Bedenke, dass sie über Jahrhunderte von Mund zu Mund wie ein Virus unter das Volk gestreut...
Natürlich landeten die Erzählungen nicht, wie sie sich einst zugetragen, bei uns! Ein Jeder, der sie weitertrug, nahm sich die Frechheit, die Dreistigkeit heraus, Gegebenheiten zu verharmlosen.
Kurz: Sie dem Volke mundgerecht zu servieren.
Glaubt ihr denn wirklich, Schneewittchen hätte den Zwergen nur geholfen, den Haushalt zu schmeißen, das Essen zu kochen und die Töpfe zu bürsten? Ha! Allein die Vorstellung: ein junges, zartes Pflänzchen und 7 bärtige Handwerker!!! Ja, ich bin doch nicht bescheuert!!!!!
Und die sieben Geißlein sind auch nicht alle einfach so aus dem Uhrenkasten gesprungen… der lüsterne Bock, der sie gezeugt, ließ eine allein erziehende Mutter und sieben minderjährige Kinder zurück, um sich in Bremen mit den Stadtmusikanten zu vergnügen. Wir alle wissen doch, wie es bei Musikanten zugeht... Sex, Drugs & Rock´n Roll.
Da bleibt kein Geld für Unterhaltszahlungen.
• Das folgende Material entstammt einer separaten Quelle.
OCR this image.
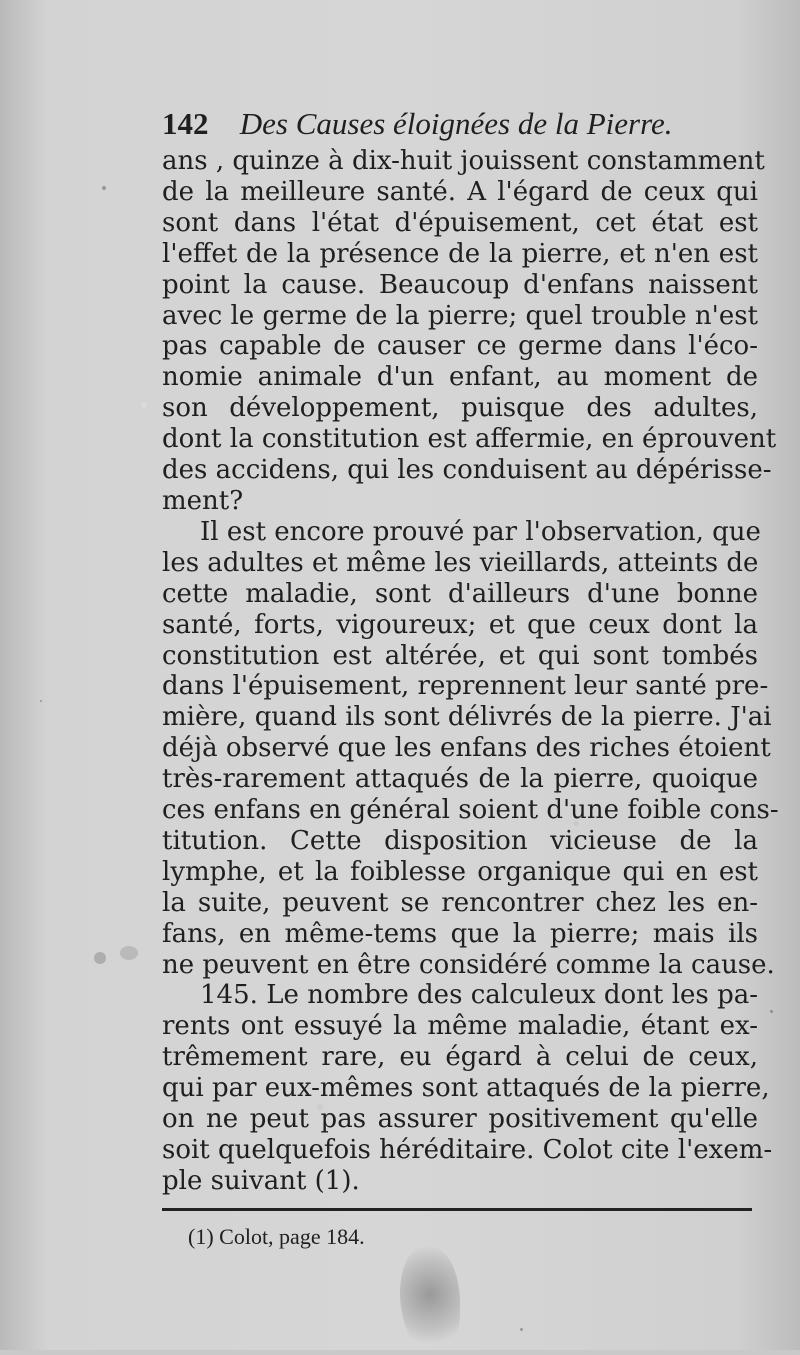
142 Des Causes éloignées de la Pierre.
ans , quinze à dix-huit jouissent constamment
de la meilleure santé. A l'égard de ceux qui
sont dans l'état d'épuisement, cet état est
l'effet de la présence de la pierre, et n'en est
point la cause. Beaucoup d'enfans naissent
avec le germe de la pierre; quel trouble n'est
pas capable de causer ce germe dans l'éco-
nomie animale d'un enfant, au moment de
son développement, puisque des adultes,
dont la constitution est affermie, en éprouvent
des accidens, qui les conduisent au dépérisse-
ment?
Il est encore prouvé par l'observation, que
les adultes et même les vieillards, atteints de
cette maladie, sont d'ailleurs d'une bonne
santé, forts, vigoureux; et que ceux dont la
constitution est altérée, et qui sont tombés
dans l'épuisement, reprennent leur santé pre-
mière, quand ils sont délivrés de la pierre. J'ai
déjà observé que les enfans des riches étoient
très-rarement attaqués de la pierre, quoique
ces enfans en général soient d'une foible cons-
titution. Cette disposition vicieuse de la
lymphe, et la foiblesse organique qui en est
la suite, peuvent se rencontrer chez les en-
fans, en même-tems que la pierre; mais ils
ne peuvent en être considéré comme la cause.
145. Le nombre des calculeux dont les pa-
rents ont essuyé la même maladie, étant ex-
trêmement rare, eu égard à celui de ceux,
qui par eux-mêmes sont attaqués de la pierre,
on ne peut pas assurer positivement qu'elle
soit quelquefois héréditaire. Colot cite l'exem-
ple suivant (1).
(1) Colot, page 184.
Schneeweißchen und Rosenrot haben natürlich dem Bären NUR das Fell gekrault… den ganzen, langen Winter hindurch??? Meister Petz musste mit Sicherheit hin und wieder zum Waldbächlein schleichen, um sich den Pelz zu reinigen...
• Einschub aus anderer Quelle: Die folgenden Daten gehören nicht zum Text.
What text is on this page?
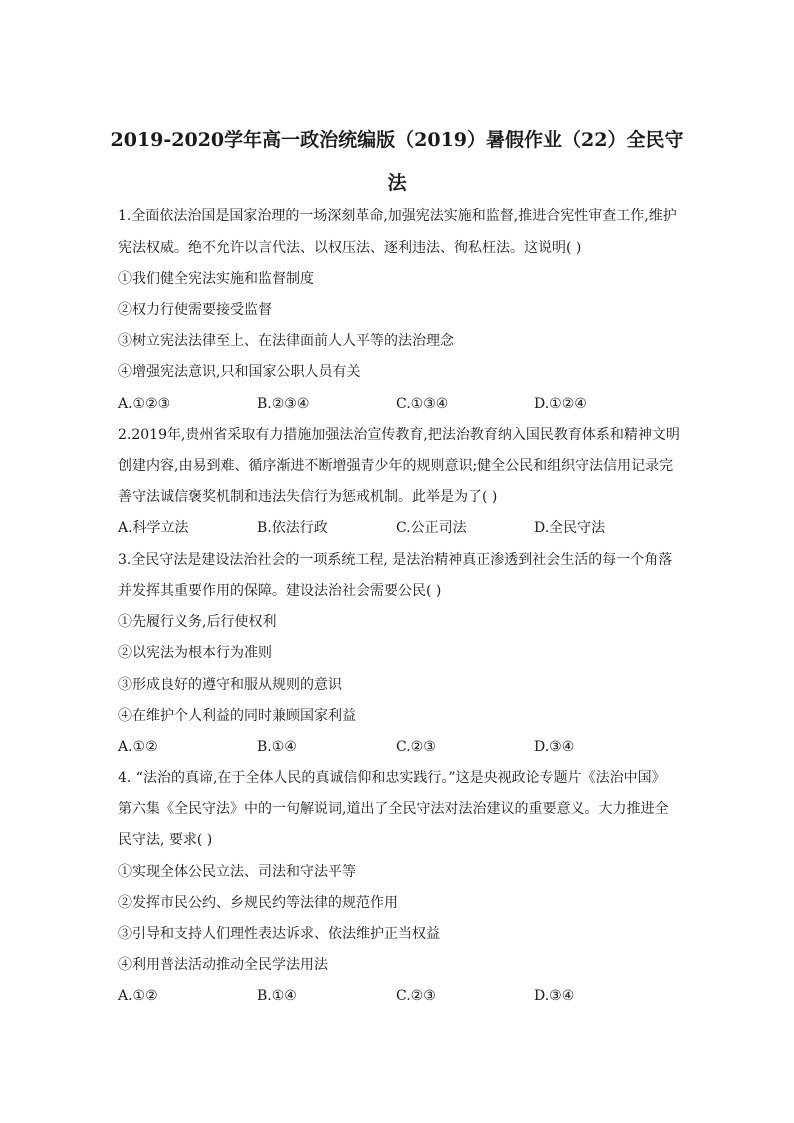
2019-2020学年高一政治统编版（2019）暑假作业（22）全民守
法
1.全面依法治国是国家治理的一场深刻革命,加强宪法实施和监督,推进合宪性审查工作,维护
宪法权威。绝不允许以言代法、以权压法、逐利违法、徇私枉法。这说明( )
①我们健全宪法实施和监督制度
②权力行使需要接受监督
③树立宪法法律至上、在法律面前人人平等的法治理念
④增强宪法意识,只和国家公职人员有关
A.①②③	B.②③④	C.①③④	D.①②④
2.2019年,贵州省采取有力措施加强法治宣传教育,把法治教育纳入国民教育体系和精神文明
创建内容,由易到难、循序渐进不断增强青少年的规则意识;健全公民和组织守法信用记录完
善守法诚信褒奖机制和违法失信行为惩戒机制。此举是为了( )
A.科学立法	B.依法行政	C.公正司法	D.全民守法
3.全民守法是建设法治社会的一项系统工程, 是法治精神真正渗透到社会生活的每一个角落
并发挥其重要作用的保障。建设法治社会需要公民( )
①先履行义务,后行使权利
②以宪法为根本行为准则
③形成良好的遵守和服从规则的意识
④在维护个人利益的同时兼顾国家利益
A.①②	B.①④	C.②③	D.③④
4. “法治的真谛,在于全体人民的真诚信仰和忠实践行。”这是央视政论专题片《法治中国》
第六集《全民守法》中的一句解说词,道出了全民守法对法治建议的重要意义。大力推进全
民守法, 要求( )
①实现全体公民立法、司法和守法平等
②发挥市民公约、乡规民约等法律的规范作用
③引导和支持人们理性表达诉求、依法维护正当权益
④利用普法活动推动全民学法用法
A.①②	B.①④	C.②③	D.③④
Die allergrößte Lüge, die uns aufgetischt wurde… Nein, nicht, dass Rumpelstilzchen impotent war – statt zu adoptieren, wollte er der Königin ihr Kind holen. Die Wartezeit, vom Amt begünstigt zu werden, war ihm, scheint´s, zu lang...nein, nein, nein...
Die unverschämteste Lüge, die uns in Kinderjahren aufgetischt wurde, handelt vom Rotkäppchen.
Auch Rotkäppchen ist, genau wie die sieben Geißlein, ohne Vater im tiefen Wald aufgewachsen. Seine Mutter trug ein finsteres Geheimnis in ihrer Brust…
Da ihr Kerl, ein versoffener Köhler aus dem Harz, dessen Namen aus rechtlichen Gründen unerwähnt bleiben muss, sie sitzen gelassen als er von ihrer Schwangerschaft erfuhr, begann sie, alle männlichen Wesen zu hassen, wollte nie wieder mit einem Mannsbild unter einem Dach wohnen.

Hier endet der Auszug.